На русской няне настояла Анна, которая хотела, чтобы ее дочь помнила о своих корнях и обязательно научилась говорить по-русски.

Только Счастливчик проигнорировал возвращение хозяина, видимо, где-то прятался. Впрочем, хозяйкой он считал Анну, а к Нику относился довольно индифферентно. Хотя в данном случае, возможно, просто боялся, что его накажут за воровство.

Мысли о Счастливчике напомнили Нику, как, глядя на совершенной формы руки Элизабет, он не раз представлял себя свернувшимся у нее на коленях котенком, которого ласкают эти руки, перебирая длинными пальцами его шерстку. И, стоило ему подумать о Лизе, как он сразу ощутил легкое головокружение, даже возбуждение, слишком эротическое, при условии, что он держал в объятиях свою дочь.

Ник аккуратно опустил Дженнифер на пол, а она схватила его за руку и потянула куда-то за собой. Он улыбнулся няне Наташе, пожал плечами, – мол, вынужден подчиниться, – и последовал за дочкой в гостиную.

Там она «завалила» его на диван и, стоя рядом, принялась отрабатывать на нем боксерские приемы – бум-бум, БУМ! Ник поймал ладонями ее маленькие кулачки, колотившие его грудь, – нет, это ей не понравилось, она с досадой попыталась высвободиться.

– Дженни, ты бы полегче, – засмеялся он.

– Не хочу полегче, хочу, наоборот, посильнее.

– Чтобы я стонал? – Да, обязательно!

Ник поцеловал ее в шею, Дженнифер не отстранилась, чего вполне можно было ожидать, поскольку, как она говорила: «Не люблю я все эти ваши взрослые нежности», – но и никак не отреагировала на прикосновение его губ. Он снова поцеловал ее – и опять никакого внимания; насупившись, что-то обдумывает, прислушивается к себе.

– Пап, мне уже шесть лет, – наконец сказала она. – Я уже большая и хочу знать, в чем смысл жизни. Я слышала, как мама говорила по телефону, что не видит смысла в своей жизни. Так в чем он, этот смысл? – В чем смысл жизни? Ммм. Сложный вопрос…

– Ты считаешь, что спрашивать об этом – неприлично?

– Ну, почему же неприлично, очень даже прилично, но я как-то… Дай мне минутку сообразить.

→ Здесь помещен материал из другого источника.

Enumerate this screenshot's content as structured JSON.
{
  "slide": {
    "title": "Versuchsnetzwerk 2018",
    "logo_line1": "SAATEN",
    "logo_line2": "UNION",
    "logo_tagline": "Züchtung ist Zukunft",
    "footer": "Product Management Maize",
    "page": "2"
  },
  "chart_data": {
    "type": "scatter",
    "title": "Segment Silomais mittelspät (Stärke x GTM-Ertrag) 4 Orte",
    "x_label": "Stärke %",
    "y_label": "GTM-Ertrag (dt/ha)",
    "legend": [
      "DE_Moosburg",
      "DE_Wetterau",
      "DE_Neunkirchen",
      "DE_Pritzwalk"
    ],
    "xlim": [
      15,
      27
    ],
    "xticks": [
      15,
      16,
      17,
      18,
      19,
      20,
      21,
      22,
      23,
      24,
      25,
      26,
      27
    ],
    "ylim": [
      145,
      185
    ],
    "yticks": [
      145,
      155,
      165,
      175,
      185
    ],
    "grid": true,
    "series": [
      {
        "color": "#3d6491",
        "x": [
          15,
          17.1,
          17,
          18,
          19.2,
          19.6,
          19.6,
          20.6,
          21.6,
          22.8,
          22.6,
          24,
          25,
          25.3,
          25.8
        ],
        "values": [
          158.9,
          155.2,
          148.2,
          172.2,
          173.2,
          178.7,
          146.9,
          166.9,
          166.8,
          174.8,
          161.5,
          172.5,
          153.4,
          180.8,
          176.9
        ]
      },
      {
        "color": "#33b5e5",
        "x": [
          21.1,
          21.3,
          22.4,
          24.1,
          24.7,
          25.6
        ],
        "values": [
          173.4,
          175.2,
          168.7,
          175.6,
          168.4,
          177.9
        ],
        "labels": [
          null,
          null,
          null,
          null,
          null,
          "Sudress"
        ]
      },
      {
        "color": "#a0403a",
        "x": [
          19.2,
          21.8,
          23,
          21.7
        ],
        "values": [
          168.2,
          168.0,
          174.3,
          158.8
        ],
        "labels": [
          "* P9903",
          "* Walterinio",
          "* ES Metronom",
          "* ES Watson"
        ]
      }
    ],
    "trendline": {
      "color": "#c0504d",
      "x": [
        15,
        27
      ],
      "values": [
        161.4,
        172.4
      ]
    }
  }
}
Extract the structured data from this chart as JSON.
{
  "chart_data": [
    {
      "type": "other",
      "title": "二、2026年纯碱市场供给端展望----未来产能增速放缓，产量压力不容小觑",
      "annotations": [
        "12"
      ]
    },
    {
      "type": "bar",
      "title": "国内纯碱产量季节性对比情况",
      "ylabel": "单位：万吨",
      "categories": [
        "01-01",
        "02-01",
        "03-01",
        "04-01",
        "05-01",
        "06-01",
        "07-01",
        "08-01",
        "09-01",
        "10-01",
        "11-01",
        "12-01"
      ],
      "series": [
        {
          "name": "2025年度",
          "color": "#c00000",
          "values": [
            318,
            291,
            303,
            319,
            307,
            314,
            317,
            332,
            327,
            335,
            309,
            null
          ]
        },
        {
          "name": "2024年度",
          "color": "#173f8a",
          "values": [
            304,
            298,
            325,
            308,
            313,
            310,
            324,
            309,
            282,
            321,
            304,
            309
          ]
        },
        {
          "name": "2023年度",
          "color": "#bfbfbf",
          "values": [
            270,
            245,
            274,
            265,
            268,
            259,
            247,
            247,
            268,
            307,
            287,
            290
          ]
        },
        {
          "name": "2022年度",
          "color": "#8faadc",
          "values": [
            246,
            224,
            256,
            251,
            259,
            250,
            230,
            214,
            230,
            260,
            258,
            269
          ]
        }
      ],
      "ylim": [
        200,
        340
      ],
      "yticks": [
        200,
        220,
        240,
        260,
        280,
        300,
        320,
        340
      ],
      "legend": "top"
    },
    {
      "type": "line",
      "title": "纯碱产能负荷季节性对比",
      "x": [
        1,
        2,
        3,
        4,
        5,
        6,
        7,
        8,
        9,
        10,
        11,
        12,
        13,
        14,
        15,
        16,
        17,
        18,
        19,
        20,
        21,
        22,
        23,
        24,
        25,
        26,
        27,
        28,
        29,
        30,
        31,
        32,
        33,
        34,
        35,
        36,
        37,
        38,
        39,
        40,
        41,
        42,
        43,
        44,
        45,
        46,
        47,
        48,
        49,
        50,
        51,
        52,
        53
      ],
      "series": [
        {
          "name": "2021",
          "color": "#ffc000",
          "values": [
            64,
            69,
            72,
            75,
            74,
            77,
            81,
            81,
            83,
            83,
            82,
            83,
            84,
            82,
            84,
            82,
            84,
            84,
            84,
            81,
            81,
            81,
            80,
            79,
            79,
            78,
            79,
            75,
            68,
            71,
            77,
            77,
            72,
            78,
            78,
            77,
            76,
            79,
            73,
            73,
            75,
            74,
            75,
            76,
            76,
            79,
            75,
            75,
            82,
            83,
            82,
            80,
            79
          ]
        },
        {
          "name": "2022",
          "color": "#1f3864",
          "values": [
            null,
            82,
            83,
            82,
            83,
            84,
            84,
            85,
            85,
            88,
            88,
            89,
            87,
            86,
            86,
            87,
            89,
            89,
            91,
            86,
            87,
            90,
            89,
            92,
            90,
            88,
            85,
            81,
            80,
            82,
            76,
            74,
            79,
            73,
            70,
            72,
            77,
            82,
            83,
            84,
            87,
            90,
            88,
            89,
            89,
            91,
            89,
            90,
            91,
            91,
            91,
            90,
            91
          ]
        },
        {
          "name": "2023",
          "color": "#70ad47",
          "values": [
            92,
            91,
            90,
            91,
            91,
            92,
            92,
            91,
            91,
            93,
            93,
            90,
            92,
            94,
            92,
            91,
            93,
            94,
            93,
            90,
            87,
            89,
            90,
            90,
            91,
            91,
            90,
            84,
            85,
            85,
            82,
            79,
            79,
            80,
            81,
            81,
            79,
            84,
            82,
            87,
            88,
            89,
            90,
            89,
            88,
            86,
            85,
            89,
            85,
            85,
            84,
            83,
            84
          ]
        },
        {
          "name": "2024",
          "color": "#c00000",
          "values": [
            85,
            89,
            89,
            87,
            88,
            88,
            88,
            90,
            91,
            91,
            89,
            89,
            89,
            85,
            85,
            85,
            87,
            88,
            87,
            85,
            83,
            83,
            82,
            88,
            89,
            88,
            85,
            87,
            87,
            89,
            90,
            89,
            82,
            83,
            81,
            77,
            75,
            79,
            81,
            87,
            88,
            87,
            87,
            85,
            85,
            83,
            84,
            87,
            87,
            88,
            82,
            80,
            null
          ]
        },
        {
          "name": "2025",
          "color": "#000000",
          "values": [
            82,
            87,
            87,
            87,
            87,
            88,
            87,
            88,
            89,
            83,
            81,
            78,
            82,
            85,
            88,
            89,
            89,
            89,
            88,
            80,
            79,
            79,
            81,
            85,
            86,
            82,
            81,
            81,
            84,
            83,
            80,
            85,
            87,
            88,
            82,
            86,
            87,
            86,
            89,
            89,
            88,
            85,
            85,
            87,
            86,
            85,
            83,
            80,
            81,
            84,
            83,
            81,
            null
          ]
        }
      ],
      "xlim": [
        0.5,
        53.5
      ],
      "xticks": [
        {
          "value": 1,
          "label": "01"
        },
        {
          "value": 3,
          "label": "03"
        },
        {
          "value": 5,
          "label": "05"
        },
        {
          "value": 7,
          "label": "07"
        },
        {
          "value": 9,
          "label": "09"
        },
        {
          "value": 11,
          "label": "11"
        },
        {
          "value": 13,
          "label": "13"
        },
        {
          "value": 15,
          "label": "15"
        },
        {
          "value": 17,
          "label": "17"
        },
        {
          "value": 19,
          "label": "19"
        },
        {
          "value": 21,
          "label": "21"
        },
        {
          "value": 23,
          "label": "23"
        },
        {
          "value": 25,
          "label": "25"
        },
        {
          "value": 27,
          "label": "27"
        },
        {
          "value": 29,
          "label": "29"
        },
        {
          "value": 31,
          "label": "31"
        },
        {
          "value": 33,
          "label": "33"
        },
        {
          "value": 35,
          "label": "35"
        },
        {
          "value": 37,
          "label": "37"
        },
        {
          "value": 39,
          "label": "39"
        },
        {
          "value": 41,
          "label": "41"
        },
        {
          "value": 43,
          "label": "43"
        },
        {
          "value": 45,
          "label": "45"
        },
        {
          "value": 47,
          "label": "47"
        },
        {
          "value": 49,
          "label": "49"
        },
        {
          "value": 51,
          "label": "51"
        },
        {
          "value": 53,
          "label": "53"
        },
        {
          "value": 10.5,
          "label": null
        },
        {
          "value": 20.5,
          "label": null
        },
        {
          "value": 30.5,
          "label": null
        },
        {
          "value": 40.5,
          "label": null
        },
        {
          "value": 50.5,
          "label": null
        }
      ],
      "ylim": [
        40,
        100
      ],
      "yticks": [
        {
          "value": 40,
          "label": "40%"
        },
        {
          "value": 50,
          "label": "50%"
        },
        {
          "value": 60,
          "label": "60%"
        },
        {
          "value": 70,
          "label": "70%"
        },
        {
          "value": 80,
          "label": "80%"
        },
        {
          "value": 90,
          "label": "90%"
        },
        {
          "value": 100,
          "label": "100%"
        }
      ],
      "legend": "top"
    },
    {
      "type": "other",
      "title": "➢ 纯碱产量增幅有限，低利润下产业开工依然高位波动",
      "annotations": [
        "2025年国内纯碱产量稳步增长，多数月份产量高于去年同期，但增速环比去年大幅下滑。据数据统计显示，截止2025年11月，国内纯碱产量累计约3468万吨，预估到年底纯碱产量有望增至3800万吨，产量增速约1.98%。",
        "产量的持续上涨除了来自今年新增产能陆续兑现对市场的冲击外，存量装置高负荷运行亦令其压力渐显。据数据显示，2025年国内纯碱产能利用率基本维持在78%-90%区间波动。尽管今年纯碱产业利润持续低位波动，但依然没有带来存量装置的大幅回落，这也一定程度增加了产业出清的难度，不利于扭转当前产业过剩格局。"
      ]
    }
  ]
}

– Но только минутку, а то я еще хотела показать тебе свои последние рисунки.

Надо будет объяснить Анне, что вести такие телефонные разговоры при ребенке не следует, подумал Ник.

– Видишь ли, – подбирая слова, вновь заговорил он, – смысл в том, что не нужно искать никакого смысла, нужно просто жить, жить, как живется, пойми это, и все сразу станет ясно. Наверное, есть какие-нибудь философы и специалисты, которые во всем этом разобрались, но нам-то с тобой зачем ломать голову? Надо просто жить и радоваться жизни… понимаешь?

– Понимаю, – очень серьезно ответила Дженнифер.

– Улыбнись, Дженни. Улыбнись! – Она тут же откликнулась на его призыв и лучезарно улыбнулась. – Я полагаю, так улыбаться тебя научили феи, – сказал Ник. – Храни для меня эту улыбку, хорошо, но дари ее мне почаще.

Дженнифер радостно засмеялась.


Когда пришла с работы Анна, Дженни уже сладко спала. На тумбочке рядом с ее кроватью лежала огромная ракушка, которую «папуля» привез ей из Венеции.

А Ник, рассказав дочке на ночь сказку о спящей красавице и пообещав, что как самый настоящий принц разбудит ее утром поцелуем, успел до возвращения жены ответить на письмо Элизабет – короткое, но страстное. Оно всколыхнуло все его чувства, вознося к небесам. И, будучи во власти этих чувств, он написал ей:

«Любовь моя!

Единственное подлинное счастье на этой земле – видеть тебя, осязать тебя, носить тебя на руках, ощущать жар внутреннего вулкана в твоем теле, мерцающем в полумраке…

А когда тебя нет рядом – думать о тебе, вспоминать твою улыбку, твои потрясающие серебристые глаза, твои жесты, извивы, твои аппетитные округлости, созданные мне на съедение.

Я никогда не допущу, чтобы пламя, в котором мы слились как «две горящих свечи», «склонившись друг к другу», погасло.

Скоро мы будем вместе. Я это знаю, я к этому стремлюсь и сделаю для этого все возможное и даже невозможное.

Верю, что и ты стремишься к тому же. А значит, никакие преграды нас не остановят.

Твой навсегда,

Ник».

Он не представлял, как вести себя при встрече с Анной. Ему и раньше было непросто сохранять видимость отношений, но теперь это казалось просто невыносимым.

Он бродил по безмолвным, пропитанным ароматами комнатам, порою садился в какое-нибудь кресло, глядя вдаль и пытаясь осознать происходящее.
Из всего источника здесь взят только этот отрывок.